What service levels do you provide for Capsule and will the capacity of Capsule allow for demand from other customers or will it impact the quality of my service?
Capsule benefits from Amazon’s EC2 Service Level Agreement which is designed to provide 99.95% uptime. Typically we achieve better than this and our published uptime report demonstrates our track record.
Capsule operates with spare capacity to support the demands of all customers, and because Capsule is hosted on a cloud platform, we can increase capacity at short notice. Fair use rate limits and other protections are also applied to all customers of Capsule to protect against one customer impacting the quality of the service.

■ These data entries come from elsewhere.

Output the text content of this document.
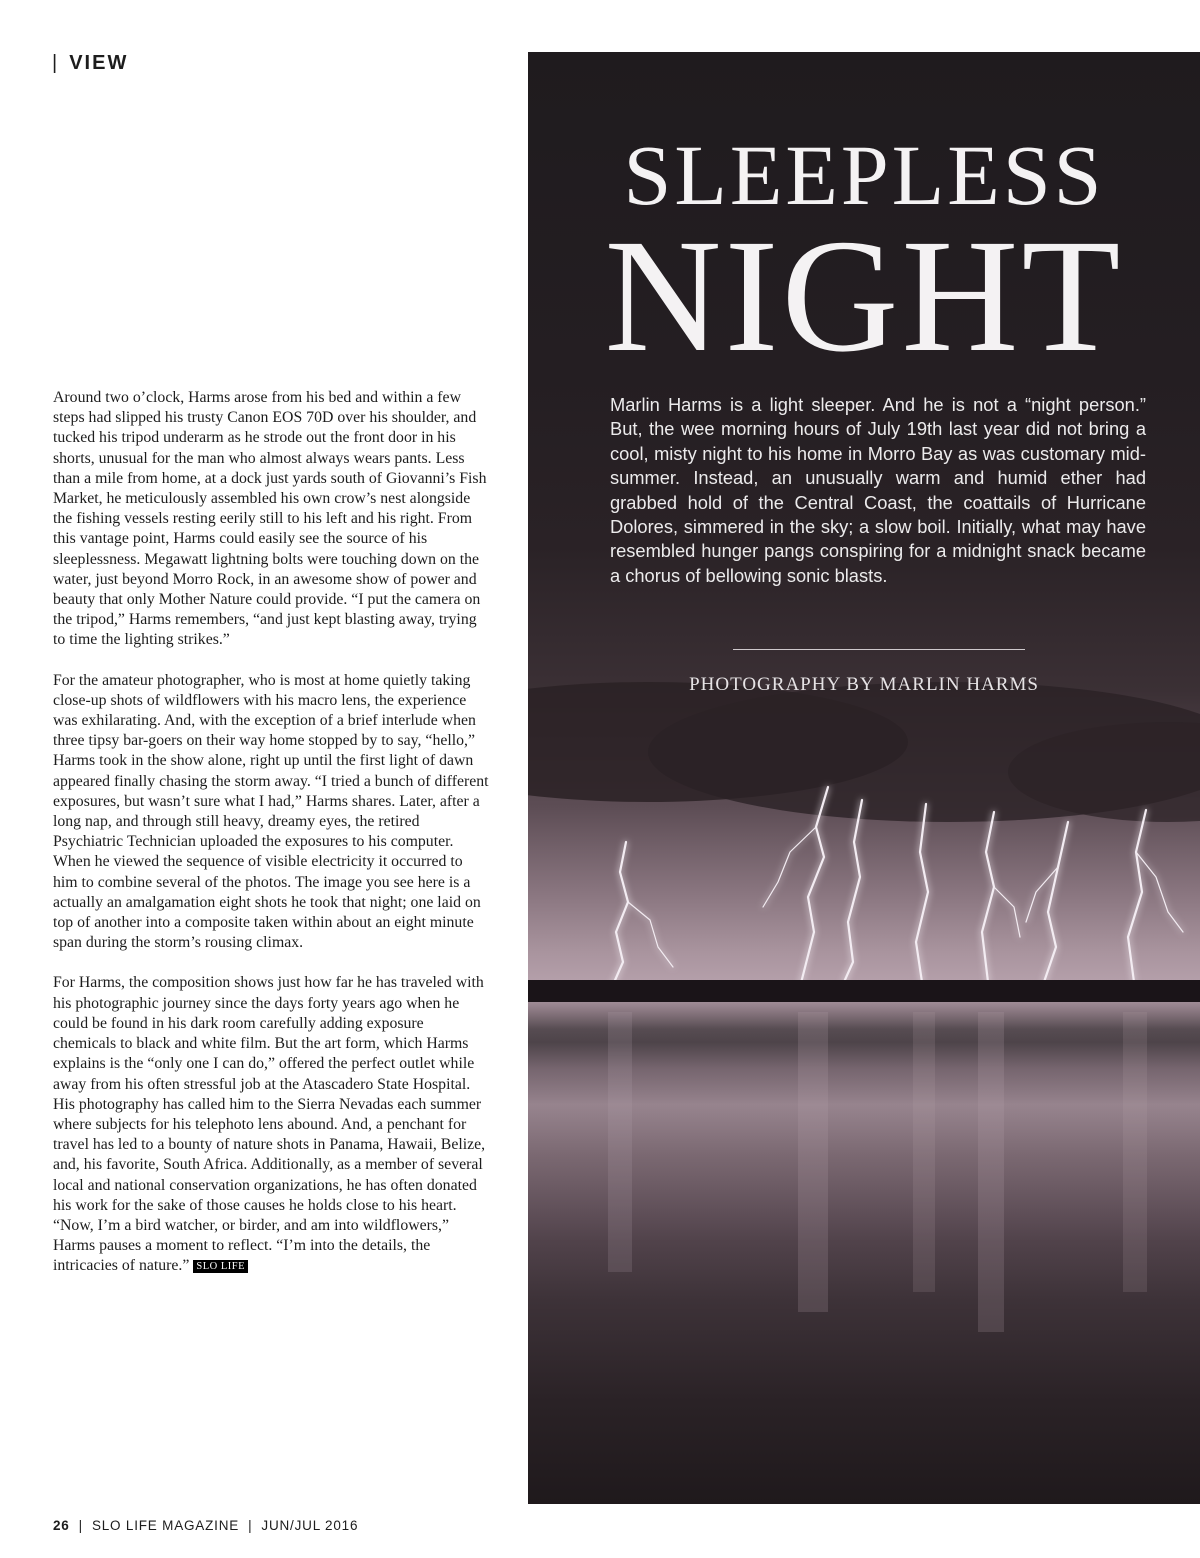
| VIEW

Around two o’clock, Harms arose from his bed and within a few steps had slipped his trusty Canon EOS 70D over his shoulder, and tucked his tripod underarm as he strode out the front door in his shorts, unusual for the man who almost always wears pants. Less than a mile from home, at a dock just yards south of Giovanni’s Fish Market, he meticulously assembled his own crow’s nest alongside the fishing vessels resting eerily still to his left and his right. From this vantage point, Harms could easily see the source of his sleeplessness. Megawatt lightning bolts were touching down on the water, just beyond Morro Rock, in an awesome show of power and beauty that only Mother Nature could provide. “I put the camera on the tripod,” Harms remembers, “and just kept blasting away, trying to time the lighting strikes.”

For the amateur photographer, who is most at home quietly taking close-up shots of wildflowers with his macro lens, the experience was exhilarating. And, with the exception of a brief interlude when three tipsy bar-goers on their way home stopped by to say, “hello,” Harms took in the show alone, right up until the first light of dawn appeared finally chasing the storm away. “I tried a bunch of different exposures, but wasn’t sure what I had,” Harms shares. Later, after a long nap, and through still heavy, dreamy eyes, the retired Psychiatric Technician uploaded the exposures to his computer. When he viewed the sequence of visible electricity it occurred to him to combine several of the photos. The image you see here is a actually an amalgamation eight shots he took that night; one laid on top of another into a composite taken within about an eight minute span during the storm’s rousing climax.

For Harms, the composition shows just how far he has traveled with his photographic journey since the days forty years ago when he could be found in his dark room carefully adding exposure chemicals to black and white film. But the art form, which Harms explains is the “only one I can do,” offered the perfect outlet while away from his often stressful job at the Atascadero State Hospital. His photography has called him to the Sierra Nevadas each summer where subjects for his telephoto lens abound. And, a penchant for travel has led to a bounty of nature shots in Panama, Hawaii, Belize, and, his favorite, South Africa. Additionally, as a member of several local and national conservation organizations, he has often donated his work for the sake of those causes he holds close to his heart. “Now, I’m a bird watcher, or birder, and am into wildflowers,” Harms pauses a moment to reflect. “I’m into the details, the intricacies of nature.” SLO LIFE

26 | SLO LIFE MAGAZINE | JUN/JUL 2016
SLEEPLESS
NIGHT

Marlin Harms is a light sleeper. And he is not a “night person.” But, the wee morning hours of July 19th last year did not bring a cool, misty night to his home in Morro Bay as was customary mid-summer. Instead, an unusually warm and humid ether had grabbed hold of the Central Coast, the coattails of Hurricane Dolores, simmered in the sky; a slow boil. Initially, what may have resembled hunger pangs conspiring for a midnight snack became a chorus of bellowing sonic blasts.

PHOTOGRAPHY BY MARLIN HARMS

We aim to make Capsule available 24/7 and you can securely login to access your data at a time and place convenient to you through a PC, Mac, or your mobile phone.
In what countries does Capsule process your data and what safeguards are in place at these locations?
Your data will only be transferred to a country that the European Commission has determined provides an adequate level of protection, or to service providers who have an agreement with us committing to the Model Contract Clauses defined by the European Commission, or certified under the Privacy Shield. Further information on Model Contract Clauses can be found in the UK Information Commissioner’s Office (ICO) guide.
Our servers and your data are hosted securely in Amazon’s US data centers. We have signed a Data Processing Addendum agreement with AWS that commits to the Model Contract Clauses, as are defined by the European Commission. This enables transfer of data to AWS in accordance with UK data protection laws.
Much of the GDPR when it comes into effect in May 2018 builds on the existing EU data protection framework which we are already well placed for. However, GDPR does introduce a number of changes that impact on us and you.
The actions we are taking to prepare include:
Putting in place a Data Processing Agreement, which is an extension of our Terms & Conditions that sets out the obligations between us, and permits Capsule to continue to receive and process the data you upload to the system when GDPR takes effect in May 2018
Reviewing Capsule functionality to consider whether we can make any improvements that make Capsule more efficient for users who are subject to GDPR.
From a customer perspective GDPR does raise the bar on data privacy. We suggest you review the advice given by the UK Information Commission Office (ICO) as they are responsible for implementation the GDPR legislation in the UK. They provide practical advice such as an overview including key areas for Data Controllers to consider and get in place for May 2018, along with their 12 steps to take now.
The Information Commissioner has also started posting a series of myth busting articles that set out to explain that GDPR is an evolution, not a revolution and which clarifies questions like “Do you require consent to process personal data?”.